Program prepares students for college — and beyond
Wednesday, 11 June 2014 12:18

CCBC offers Upward Bound to local teens

by Nicole Rodman

    In today’s world, the value of a college education has become clear.
    According to a Pew Research Center analysis of recent census data, young adults with only a high school diploma earn an average of 62 percent of what college graduates earn.
    For young people from low-income families, a college degree could make the difference between maintaining or breaking the cycle of poverty.
    Programs like the federally-funded Upward Bound seek to break that cycle by offering college-preparation resources to low-income students.
    First developed in 1964, Upward Bound was established at CCBC Dundalk in 2003.
    While the local program  primarily services students from Dundalk, Chesapeake, Kenwood and Overlea high schools and Patapsco High School and Center for the Arts, any interested local students may be served.

According to Kelley R. Kelly, director of Upward Bound at CCBC Dundalk, the aim of the program is to “increase the rate at which students graduate from secondary education and matriculate to and graduate from institutions of higher education.”
    In addition, the program strives to offer cultural opportunities to students who may not otherwise receive such opportunities.
    The program consists of two components — an academic program and a summer program.
    Both components follow the “Career Academy model.”
    As Kelly explained, “The idea behind this premise is that as an academic enrichment-college preparatory program, our role is to not only assist students with excelling throughout high school or getting into college, but to also lay a foundation of exposure into career exploration.”
    The academic program runs during the school year.
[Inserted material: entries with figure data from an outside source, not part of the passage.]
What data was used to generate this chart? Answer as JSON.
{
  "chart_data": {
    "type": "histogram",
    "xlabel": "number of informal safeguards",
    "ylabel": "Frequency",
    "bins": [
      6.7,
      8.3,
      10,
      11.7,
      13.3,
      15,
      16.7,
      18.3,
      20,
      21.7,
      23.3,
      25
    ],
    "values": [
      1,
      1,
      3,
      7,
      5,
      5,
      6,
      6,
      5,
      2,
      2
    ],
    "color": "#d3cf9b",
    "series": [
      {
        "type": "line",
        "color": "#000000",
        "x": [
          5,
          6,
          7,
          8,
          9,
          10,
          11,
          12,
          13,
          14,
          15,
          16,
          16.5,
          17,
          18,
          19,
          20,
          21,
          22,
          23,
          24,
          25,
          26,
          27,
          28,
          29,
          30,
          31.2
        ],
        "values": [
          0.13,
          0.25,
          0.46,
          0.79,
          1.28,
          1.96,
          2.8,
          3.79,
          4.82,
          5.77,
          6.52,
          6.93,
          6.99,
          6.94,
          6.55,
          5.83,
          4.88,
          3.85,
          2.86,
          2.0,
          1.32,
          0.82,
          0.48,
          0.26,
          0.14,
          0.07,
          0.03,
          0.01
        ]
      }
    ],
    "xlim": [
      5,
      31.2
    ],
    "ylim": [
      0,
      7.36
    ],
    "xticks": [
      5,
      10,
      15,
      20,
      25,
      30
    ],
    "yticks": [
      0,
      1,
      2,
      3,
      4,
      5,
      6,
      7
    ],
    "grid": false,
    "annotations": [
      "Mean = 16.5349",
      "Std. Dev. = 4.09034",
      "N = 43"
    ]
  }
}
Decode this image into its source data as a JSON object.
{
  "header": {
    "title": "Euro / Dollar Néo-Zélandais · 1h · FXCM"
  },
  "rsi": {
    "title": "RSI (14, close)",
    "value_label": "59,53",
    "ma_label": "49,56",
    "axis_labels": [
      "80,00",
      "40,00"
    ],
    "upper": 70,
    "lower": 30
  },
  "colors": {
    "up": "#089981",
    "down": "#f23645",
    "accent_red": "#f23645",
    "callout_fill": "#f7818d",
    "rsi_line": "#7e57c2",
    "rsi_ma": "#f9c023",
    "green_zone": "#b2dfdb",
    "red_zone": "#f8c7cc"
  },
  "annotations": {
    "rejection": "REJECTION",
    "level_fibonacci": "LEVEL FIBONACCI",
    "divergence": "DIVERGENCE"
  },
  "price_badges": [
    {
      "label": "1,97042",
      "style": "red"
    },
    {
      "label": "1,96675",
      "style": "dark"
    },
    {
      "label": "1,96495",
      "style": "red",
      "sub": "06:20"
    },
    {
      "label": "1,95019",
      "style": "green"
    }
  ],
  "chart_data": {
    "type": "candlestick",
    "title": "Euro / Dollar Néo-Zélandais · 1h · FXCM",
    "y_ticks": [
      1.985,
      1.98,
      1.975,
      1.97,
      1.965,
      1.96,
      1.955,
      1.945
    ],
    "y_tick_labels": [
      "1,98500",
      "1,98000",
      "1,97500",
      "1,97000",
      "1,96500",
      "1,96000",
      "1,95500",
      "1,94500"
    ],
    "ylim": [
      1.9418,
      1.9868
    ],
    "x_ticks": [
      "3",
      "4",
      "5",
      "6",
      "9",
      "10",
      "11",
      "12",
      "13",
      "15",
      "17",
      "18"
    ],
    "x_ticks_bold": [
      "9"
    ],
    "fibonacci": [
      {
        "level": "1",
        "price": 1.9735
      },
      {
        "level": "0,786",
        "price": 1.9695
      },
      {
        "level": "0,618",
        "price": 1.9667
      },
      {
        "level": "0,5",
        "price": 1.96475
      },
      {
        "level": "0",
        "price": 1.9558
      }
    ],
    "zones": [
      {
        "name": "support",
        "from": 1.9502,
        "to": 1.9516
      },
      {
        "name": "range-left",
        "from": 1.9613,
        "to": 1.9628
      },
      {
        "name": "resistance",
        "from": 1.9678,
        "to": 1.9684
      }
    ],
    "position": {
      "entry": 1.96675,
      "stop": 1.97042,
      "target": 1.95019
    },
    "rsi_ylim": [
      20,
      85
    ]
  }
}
Students meet two to three Saturdays per month, from 9 a.m. to 12 p.m.
    During these sessions, students receive tutoring, academic advice, college preparation and help with schoolwork.
    Students also get the opportunity to go on field trips and college visits during the program.
    Recruitment for the academic program is typically done from September to November.
    The summer session usually runs from the third week in June to the first week in August.
    The program runs Monday through Friday, from 8:30 a.m. to 3:30 p.m., throughout the six weeks.
    During the summer session, students take courses in mathematics, English, science and Spanish and  participate in seminars and physical activities.
    Students also get the chance to explore various career fields by participating in internships and workshops.
    Recruitment for the summer program is usually done between March and May, though, this year, applications will be accepted until Wednesday, June 18.
    This year’s summer session will begin on Monday, June 23.
    Once enrolled in Upward Bound, students are expected to participate in both the academic and summer programs until they graduate from high school.
    To be eligible for the program, students must be rising ninth- or tenth-graders and come from  low-income families or be potential first-generation college students.
    Students must maintain a grade point average of 2.5 to join and remain in the program.
    Upward Bound is free to all participants. Free lunch is offered to students through the U.S. Department of Agriculture’s Summer Food Service program.